I'm considering taking the jump and retraining to learn Python, so that I can store and query the data in a database, however as I'd like others to be able to access the data, I wanted to explore other options with excel.
Can I set up a virtual machine (with huge amount of memory), running Excel, that I can remote into. Will this allow me to handle massive datasets (up to 1m rows with ease?)
A good enough computer would be able to run huge datasets in Excel, but it seems like if you yourself need a supercomputer to use Excel to process the data, it doesn't exactly mean the data is in a form that other people can access, which is what you want.
I would strongly recommend using Matlab to process the data. It's incredibly easy, intuitive, powerful, and well documented and supported online. There will be almost no learning curve. After processing and analyzing the data in Matlab you can save the relevant chunks as .csv files that others could open on a normal computer running Excel.
Alternatively, they (or you) could use Octave, which is like a free open source version of Matlab (http://www.gnu.org/software/octave/)
Just in case you don't know, 1 million rows is getting close to the absolute max that Excel 2010 can actually have (https://support.office.com/en-nz/article/Excel-specifications-and-limits-1672b34d-7043-467e-8e27-269d656771c3).
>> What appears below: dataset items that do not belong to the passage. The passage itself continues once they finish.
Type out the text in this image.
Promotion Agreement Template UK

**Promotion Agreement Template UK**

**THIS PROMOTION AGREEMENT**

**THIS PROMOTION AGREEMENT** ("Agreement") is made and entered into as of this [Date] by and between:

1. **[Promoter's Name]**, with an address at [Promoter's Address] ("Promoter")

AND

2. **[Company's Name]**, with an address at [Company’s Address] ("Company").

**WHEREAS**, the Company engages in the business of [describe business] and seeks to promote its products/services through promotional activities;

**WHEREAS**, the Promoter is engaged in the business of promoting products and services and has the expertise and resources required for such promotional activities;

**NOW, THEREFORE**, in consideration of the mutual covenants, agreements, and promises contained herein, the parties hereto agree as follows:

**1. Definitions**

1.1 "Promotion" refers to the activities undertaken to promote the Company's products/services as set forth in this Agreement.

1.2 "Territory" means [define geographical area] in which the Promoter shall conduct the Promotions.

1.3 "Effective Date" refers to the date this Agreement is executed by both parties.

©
If you want additional advice on splitting huge datasets, using Matlab, etc. send me a message,
all the best,
Excel's initial flexibility and interactive UI do eventually gravitate towards a limit, that's why you should definitely switch to mySQL or even MongoDB (best choice if you haven't figured out yet the presentation format for your other users. Matlab/Octave are laid out for scientific&research purposes and therefore come with an even steeper learning curve. There are plenty Big Data MOOCs out there that would give you an edge by teaching R (good for statistics / machine learning) or even Python, as you suggested yourself.